Your compiler overheard a parishioner after church the other day saying to another, “Bless your biggol’ heart!” Hearing that warmed his own heart, for there sit two good Southernisms side-by-side in a single phrase.
First is, “Bless your heart,” which originally and correctly is used as an expression of sincere empathy, and which your complier believes is distinctly Southern – he cannot imagine anyone from Los Angeles, Brooklyn, or Peoria saying it. But one has to be mindful of context, for there is the sincere usage of the phrase, as well as a cynical utilization.

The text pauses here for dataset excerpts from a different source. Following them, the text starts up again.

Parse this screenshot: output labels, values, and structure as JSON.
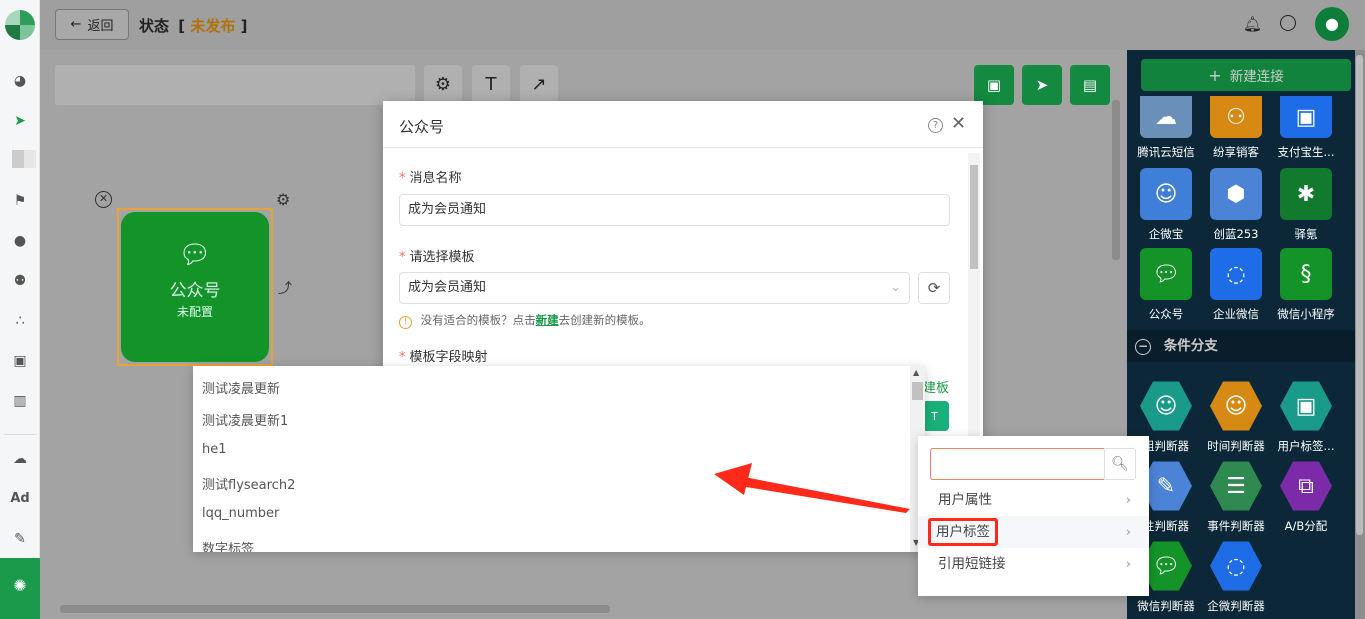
{
  "header": {
    "back_label": "返回",
    "title": "状态",
    "status_open": "[",
    "status": "未发布",
    "status_close": "]"
  },
  "sidebar": {
    "icons": [
      "dashboard-icon",
      "send-icon",
      "grid-icon",
      "flag-icon",
      "user-icon",
      "users-icon",
      "cluster-icon",
      "bookmark-icon",
      "bar-chart-icon",
      "wechat-icon",
      "ad-icon",
      "wrench-icon",
      "settings-active-icon"
    ],
    "ad_text": "Ad"
  },
  "canvas_toolbar": {
    "text_tool": "T",
    "arrow_tool": "↗"
  },
  "canvas_node": {
    "title": "公众号",
    "subtitle": "未配置"
  },
  "right_panel": {
    "new_connection_label": "新建连接",
    "nodes_row1": [
      "腾讯云短信",
      "纷享销客",
      "支付宝生..."
    ],
    "nodes_row2": [
      "企微宝",
      "创蓝253",
      "驿氪"
    ],
    "nodes_row3": [
      "公众号",
      "企业微信",
      "微信小程序"
    ],
    "section_title": "条件分支",
    "branch_row1": [
      "组判断器",
      "时间判断器",
      "用户标签..."
    ],
    "branch_row2": [
      "性判断器",
      "事件判断器",
      "A/B分配"
    ],
    "branch_row3": [
      "微信判断器",
      "企微判断器"
    ]
  },
  "modal": {
    "title": "公众号",
    "field1_label": "消息名称",
    "field1_value": "成为会员通知",
    "field2_label": "请选择模板",
    "field2_value": "成为会员通知",
    "hint_prefix": "没有适合的模板？点击",
    "hint_link": "新建",
    "hint_suffix": "去创建新的模板。",
    "field3_label": "模板字段映射",
    "peek_link": "建板"
  },
  "dropdown": {
    "options": [
      "测试凌晨更新",
      "测试凌晨更新1",
      "he1",
      "测试flysearch2",
      "lqq_number",
      "数字标签"
    ]
  },
  "cascader": {
    "search_placeholder": "",
    "items": [
      "用户属性",
      "用户标签",
      "引用短链接"
    ],
    "highlighted": "用户标签"
  },
  "colors": {
    "brand_green": "#1a9a4a",
    "node_green": "#149428",
    "status_orange": "#e6a23c",
    "highlight_red": "#ff2a1a"
  }
}
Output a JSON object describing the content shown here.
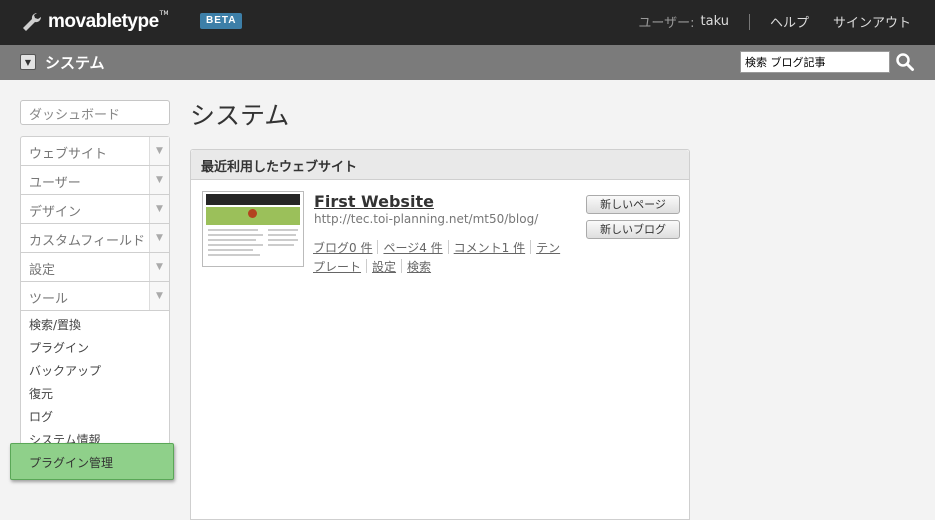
{
  "header": {
    "logo_text": "movabletype",
    "logo_tm": "TM",
    "beta_label": "BETA",
    "user_label": "ユーザー:",
    "user_name": "taku",
    "help_label": "ヘルプ",
    "signout_label": "サインアウト"
  },
  "subheader": {
    "scope_title": "システム",
    "search_value": "検索 ブログ記事"
  },
  "sidebar": {
    "dashboard_label": "ダッシュボード",
    "menus": [
      {
        "label": "ウェブサイト"
      },
      {
        "label": "ユーザー"
      },
      {
        "label": "デザイン"
      },
      {
        "label": "カスタムフィールド"
      },
      {
        "label": "設定"
      },
      {
        "label": "ツール"
      }
    ],
    "tools_submenu": [
      {
        "label": "検索/置換"
      },
      {
        "label": "プラグイン"
      },
      {
        "label": "バックアップ"
      },
      {
        "label": "復元"
      },
      {
        "label": "ログ"
      },
      {
        "label": "システム情報"
      }
    ],
    "highlighted_item": "プラグイン管理"
  },
  "main": {
    "page_title": "システム",
    "widget": {
      "title": "最近利用したウェブサイト",
      "site_name": "First Website",
      "site_url": "http://tec.toi-planning.net/mt50/blog/",
      "links": {
        "blogs": "ブログ0 件",
        "pages": "ページ4 件",
        "comments": "コメント1 件",
        "templates": "テンプレート",
        "settings": "設定",
        "search": "検索"
      },
      "new_page_button": "新しいページ",
      "new_blog_button": "新しいブログ"
    }
  },
  "colors": {
    "topbar": "#262626",
    "subbar": "#7b7b7b",
    "beta": "#3d7fa8",
    "highlight": "#8fd08a"
  }
}
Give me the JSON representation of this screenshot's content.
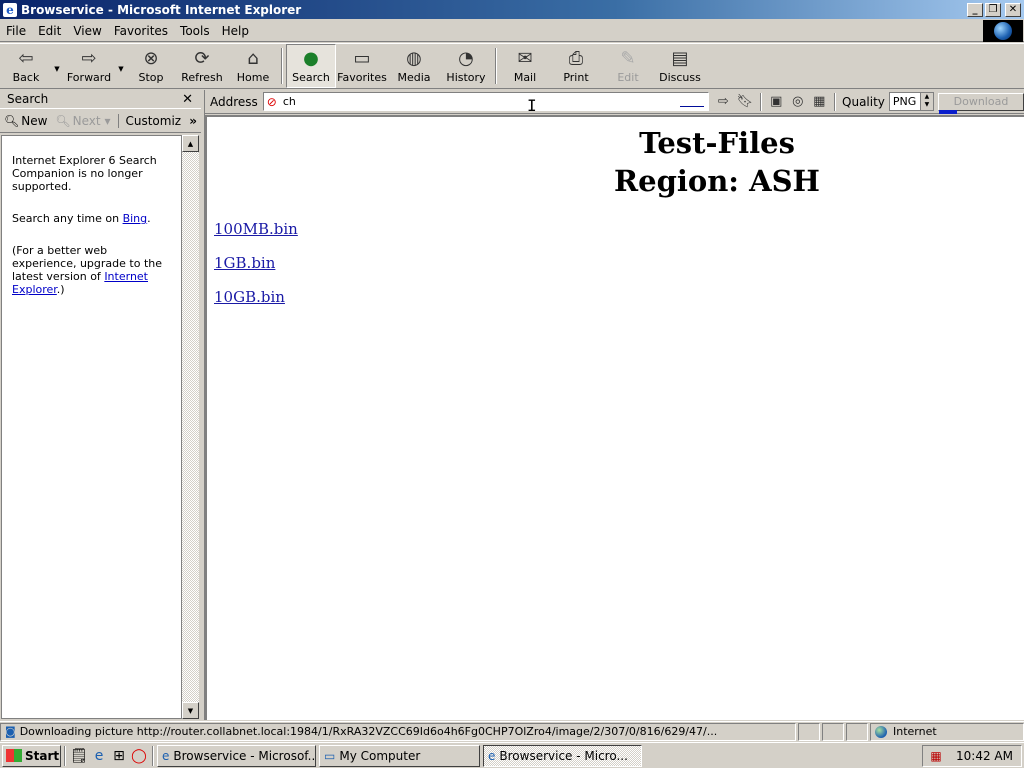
{
  "window": {
    "title": "Browservice - Microsoft Internet Explorer"
  },
  "menu": [
    "File",
    "Edit",
    "View",
    "Favorites",
    "Tools",
    "Help"
  ],
  "toolbar": {
    "back": "Back",
    "forward": "Forward",
    "stop": "Stop",
    "refresh": "Refresh",
    "home": "Home",
    "search": "Search",
    "favorites": "Favorites",
    "media": "Media",
    "history": "History",
    "mail": "Mail",
    "print": "Print",
    "edit": "Edit",
    "discuss": "Discuss"
  },
  "search_pane": {
    "title": "Search",
    "new_label": "New",
    "next_label": "Next",
    "customize_label": "Customiz",
    "msg1": "Internet Explorer 6 Search Companion is no longer supported.",
    "msg2_prefix": "Search any time on ",
    "msg2_link": "Bing",
    "msg2_suffix": ".",
    "msg3_prefix": "(For a better web experience, upgrade to the latest version of ",
    "msg3_link": "Internet Explorer",
    "msg3_suffix": ".)"
  },
  "address": {
    "label": "Address",
    "value": "ch",
    "quality_label": "Quality",
    "quality_value": "PNG",
    "download_label": "Download"
  },
  "page": {
    "heading1": "Test-Files",
    "heading2": "Region: ASH",
    "files": [
      "100MB.bin",
      "1GB.bin",
      "10GB.bin"
    ]
  },
  "status": {
    "text": "Downloading picture http://router.collabnet.local:1984/1/RxRA32VZCC69Id6o4h6Fg0CHP7OlZro4/image/2/307/0/816/629/47/...",
    "zone": "Internet"
  },
  "taskbar": {
    "start": "Start",
    "tasks": [
      "Browservice - Microsof...",
      "My Computer",
      "Browservice - Micro..."
    ],
    "clock": "10:42 AM"
  }
}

A funeral home visitor might say, “Bless your heart, you and your siblings took such wonderful care of your mom these last several years as her memory and mobility left her.” That is a wonderful illustration of the original usage of the phrase – it truly means, “May you be blessed for a job well done.” Another way is if someone has “gotten into a fix,” as we Southerners say when things are not going to suit for someone – when through no fault of their own seem to have a spell of having hardly anything go their way. Most of us, when experiencing such times, will try to laugh our way through them to keep from burdening those around us, but someone might say, “Bless your heart,” in a sympathetic way which also shares in the comedy of the situation.
But there is another way of saying it – a way your compiler never witnessed until he was middle-aged, and which he believes came to be in our mostly graceless day and time. What he is referring to is using, “Bless your heart” cattily, to mean, basically, “What an idiot!” In this manner it is almost always used in the third person – bless his or her heart – but it is as far from an expression of unfeigned empathy as vermin are from humans. While your compiler believes that usage is a rather recent and somewhat crass construction, he is willing to concede that such usage can be quite effective and vivid. So he truly understands why it has become common; however, he personally prefers and employs the original usage and prays that it will not be altogether forgotten or abandoned in rise of the newer, coarser, less kind usage.

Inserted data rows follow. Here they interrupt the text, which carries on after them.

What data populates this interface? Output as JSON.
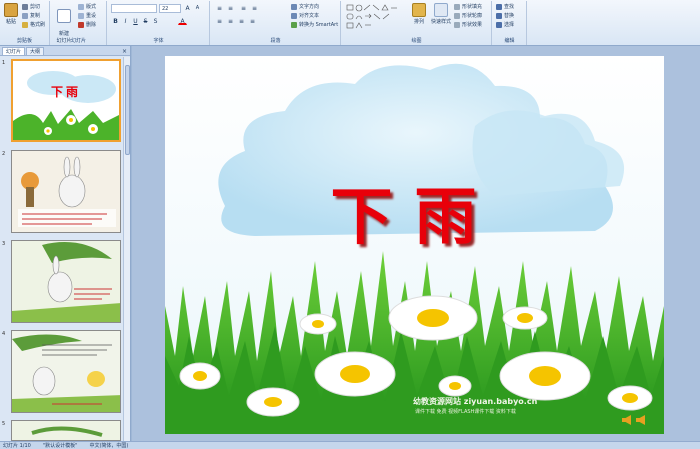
{
  "ribbon": {
    "clipboard": {
      "label": "剪贴板",
      "paste": "粘贴",
      "cut": "剪切",
      "copy": "复制",
      "format_painter": "格式刷"
    },
    "slides": {
      "label": "幻灯片",
      "new_slide": "新建\n幻灯片",
      "layout": "版式",
      "reset": "重设",
      "delete": "删除"
    },
    "font": {
      "label": "字体",
      "size": "22"
    },
    "paragraph": {
      "label": "段落",
      "text_direction": "文字方向",
      "align_text": "对齐文本",
      "smartart": "转换为 SmartArt"
    },
    "drawing": {
      "label": "绘图",
      "arrange": "排列",
      "quick_styles": "快速样式",
      "shape_fill": "形状填充",
      "shape_outline": "形状轮廓",
      "shape_effects": "形状效果"
    },
    "editing": {
      "label": "编辑",
      "find": "查找",
      "replace": "替换",
      "select": "选择"
    }
  },
  "panel": {
    "tab_slides": "幻灯片",
    "tab_outline": "大纲",
    "thumbs": [
      {
        "num": "1",
        "title": "下雨"
      },
      {
        "num": "2"
      },
      {
        "num": "3"
      },
      {
        "num": "4"
      },
      {
        "num": "5"
      }
    ]
  },
  "slide": {
    "title": "下雨",
    "watermark_line1": "幼教资源网站 ziyuan.babyo.cn",
    "watermark_line2": "课件下载  免费  视频FLASH课件下载  资料下载"
  },
  "status": {
    "slide_info": "幻灯片 1/10",
    "theme": "\"默认设计模板\"",
    "language": "中文(简体，中国)"
  },
  "colors": {
    "title_red": "#e8000a",
    "grass": "#3fa61f",
    "sky": "#bfe3f5"
  }
}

The second Southernism in that church-house phrase I heard the other week was, “biggol’,” a common Southern adjective for things ranging from humongous down through huge and large to perhaps merely ample. But perhaps those adjectives do not impart the right degree of emphasis in speaking of a particular thing. “Biggol’” will almost always do the trick in such cases.
One might see, “Stone Mountain is the largest exposed outcropping of granite in the entire world,” but that would sound rather stuffy if spoken by someone other than a park tour guide. “That’s a biggol’ hunk of rock right there,” is more along the lines of what a Southerner might actually say in casual conversation.
If there is a moral to this story, it is to keep on blessing hearts — the right way, of course. You will get a biggol’ reward for it someday. But for folks who decide to keep using it in the unkind way; well, bless their hearts!